Pension Bombs

Thursday, August 1st, 2013

With Detroit’s bankruptcy in the news, the Grumpy Economist looks at the unfunded promises of public sector pensions — or pension bombs:

Maybe it would clear things up if pensions had to report a “shortfall probability” or “value at risk” calculation like banks do. OK, you are assuming an 8% discount rate because you’re investing in stocks. What’s the chance that your investments will not be enough? Coincidentally, when I saw Josh’s piece I was putting together a problem set for my fall class that illustrates the issue well.

Here is the distribution of how much money you will have in 1, 5, 10, and 50 years if you invest in stocks at 6% mean return, 20% standard deviation of return.

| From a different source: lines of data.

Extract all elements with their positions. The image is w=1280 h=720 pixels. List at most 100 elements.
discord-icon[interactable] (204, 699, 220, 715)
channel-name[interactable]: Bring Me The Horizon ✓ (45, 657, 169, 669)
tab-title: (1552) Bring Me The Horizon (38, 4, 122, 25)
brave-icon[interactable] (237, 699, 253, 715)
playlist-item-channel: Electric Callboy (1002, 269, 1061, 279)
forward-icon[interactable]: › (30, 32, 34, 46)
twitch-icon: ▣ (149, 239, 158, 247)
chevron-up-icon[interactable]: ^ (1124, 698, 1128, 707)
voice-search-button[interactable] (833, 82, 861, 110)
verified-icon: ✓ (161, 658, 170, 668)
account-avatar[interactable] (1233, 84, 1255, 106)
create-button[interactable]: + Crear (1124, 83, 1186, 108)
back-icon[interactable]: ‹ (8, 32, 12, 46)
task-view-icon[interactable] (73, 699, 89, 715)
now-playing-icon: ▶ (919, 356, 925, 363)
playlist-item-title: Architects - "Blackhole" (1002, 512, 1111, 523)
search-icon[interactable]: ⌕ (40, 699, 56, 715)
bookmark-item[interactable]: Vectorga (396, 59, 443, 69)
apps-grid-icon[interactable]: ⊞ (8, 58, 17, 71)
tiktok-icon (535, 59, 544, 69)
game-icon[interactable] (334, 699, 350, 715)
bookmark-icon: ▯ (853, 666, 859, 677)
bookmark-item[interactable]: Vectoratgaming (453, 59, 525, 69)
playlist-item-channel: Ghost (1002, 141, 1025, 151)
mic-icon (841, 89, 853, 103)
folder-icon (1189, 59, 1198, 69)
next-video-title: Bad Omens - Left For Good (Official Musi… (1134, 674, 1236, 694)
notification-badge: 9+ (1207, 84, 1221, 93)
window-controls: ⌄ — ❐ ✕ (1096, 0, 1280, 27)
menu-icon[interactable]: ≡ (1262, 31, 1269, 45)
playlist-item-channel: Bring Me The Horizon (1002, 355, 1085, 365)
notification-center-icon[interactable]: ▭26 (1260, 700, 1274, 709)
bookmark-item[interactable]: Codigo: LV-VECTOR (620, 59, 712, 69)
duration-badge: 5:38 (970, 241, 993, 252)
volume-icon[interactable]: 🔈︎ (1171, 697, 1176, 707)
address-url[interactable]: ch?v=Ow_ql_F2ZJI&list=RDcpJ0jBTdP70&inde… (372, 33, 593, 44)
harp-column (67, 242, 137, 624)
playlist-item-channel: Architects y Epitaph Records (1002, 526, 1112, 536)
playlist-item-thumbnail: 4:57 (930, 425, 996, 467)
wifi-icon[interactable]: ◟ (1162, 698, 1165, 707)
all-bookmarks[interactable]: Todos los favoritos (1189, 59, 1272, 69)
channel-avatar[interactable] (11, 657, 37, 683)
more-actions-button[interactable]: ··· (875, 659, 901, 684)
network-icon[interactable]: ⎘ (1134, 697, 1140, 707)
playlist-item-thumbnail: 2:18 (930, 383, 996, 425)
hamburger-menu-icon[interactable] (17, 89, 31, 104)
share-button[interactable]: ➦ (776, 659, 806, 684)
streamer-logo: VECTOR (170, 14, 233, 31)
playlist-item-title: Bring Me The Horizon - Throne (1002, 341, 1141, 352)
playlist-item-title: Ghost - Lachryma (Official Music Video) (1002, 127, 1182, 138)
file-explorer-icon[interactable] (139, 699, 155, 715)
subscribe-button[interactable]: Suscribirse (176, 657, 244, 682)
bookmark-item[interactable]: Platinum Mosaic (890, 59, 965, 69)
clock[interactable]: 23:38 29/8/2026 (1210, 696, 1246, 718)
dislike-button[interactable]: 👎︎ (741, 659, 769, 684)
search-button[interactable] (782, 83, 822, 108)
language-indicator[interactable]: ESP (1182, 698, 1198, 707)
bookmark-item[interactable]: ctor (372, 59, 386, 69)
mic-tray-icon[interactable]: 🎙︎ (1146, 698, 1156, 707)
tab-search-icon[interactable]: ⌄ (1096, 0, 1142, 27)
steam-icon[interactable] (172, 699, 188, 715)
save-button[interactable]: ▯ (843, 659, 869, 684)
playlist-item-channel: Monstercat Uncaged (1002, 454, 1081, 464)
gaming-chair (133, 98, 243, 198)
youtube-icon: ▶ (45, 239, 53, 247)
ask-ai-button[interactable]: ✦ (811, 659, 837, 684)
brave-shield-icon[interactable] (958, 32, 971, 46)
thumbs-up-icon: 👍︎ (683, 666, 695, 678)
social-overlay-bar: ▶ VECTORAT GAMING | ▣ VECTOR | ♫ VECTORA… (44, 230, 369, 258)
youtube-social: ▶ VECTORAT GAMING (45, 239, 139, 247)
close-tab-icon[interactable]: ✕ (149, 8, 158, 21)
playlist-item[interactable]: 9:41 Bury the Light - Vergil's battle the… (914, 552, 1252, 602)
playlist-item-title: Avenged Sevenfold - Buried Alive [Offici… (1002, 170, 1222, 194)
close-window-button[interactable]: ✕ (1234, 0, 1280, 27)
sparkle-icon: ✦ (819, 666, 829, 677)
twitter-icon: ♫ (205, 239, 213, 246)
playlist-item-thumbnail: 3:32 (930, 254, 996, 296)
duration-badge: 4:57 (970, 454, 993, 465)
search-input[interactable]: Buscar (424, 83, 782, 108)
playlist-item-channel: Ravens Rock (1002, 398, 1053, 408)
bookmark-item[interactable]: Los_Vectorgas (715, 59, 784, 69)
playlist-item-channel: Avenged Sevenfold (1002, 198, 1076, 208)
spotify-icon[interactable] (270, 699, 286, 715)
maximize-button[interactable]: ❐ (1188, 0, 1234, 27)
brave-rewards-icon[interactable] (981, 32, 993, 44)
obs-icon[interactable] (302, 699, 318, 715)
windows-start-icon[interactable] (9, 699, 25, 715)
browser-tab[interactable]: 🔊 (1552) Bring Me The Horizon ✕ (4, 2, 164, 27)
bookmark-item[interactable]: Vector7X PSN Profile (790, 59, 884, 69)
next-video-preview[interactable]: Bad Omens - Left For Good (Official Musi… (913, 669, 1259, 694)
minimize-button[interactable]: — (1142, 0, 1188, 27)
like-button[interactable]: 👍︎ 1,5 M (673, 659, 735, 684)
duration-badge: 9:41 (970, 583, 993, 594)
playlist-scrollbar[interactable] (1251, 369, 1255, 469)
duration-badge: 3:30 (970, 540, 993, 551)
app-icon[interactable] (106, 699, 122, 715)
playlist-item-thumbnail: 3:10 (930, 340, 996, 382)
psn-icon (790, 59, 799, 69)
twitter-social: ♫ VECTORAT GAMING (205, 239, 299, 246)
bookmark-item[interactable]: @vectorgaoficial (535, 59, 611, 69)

I added the mean in black, the median (50% of the time you earn more, 50% less) and the results of a 2% risk free investment in green. (The geometric mean return is 4% in this example.)

Pension Bomb Analysis per Rauh

The mean return looks pretty good. After 50 years, you get $20 for every dollar invested, or contrariwise an accountant discounting a promise to pay $20 of pensions in 50 years reports that the present value of the debt is only $1. But you can see that stock returns (these are just plots of lognormal distributions) are very skewed. The mean return reflects a small chance of a very large payoff.

In these graphs the chance of a shortfall is 54, 59, 62, and 76% respectively. As horizon increases, you are almost guaranteed not to make the projected (mean) return! The median returns — with 50% probability of shortfall, in red — are a good deal lower. And the modal “most likely” return is below the risk-free rate in each case.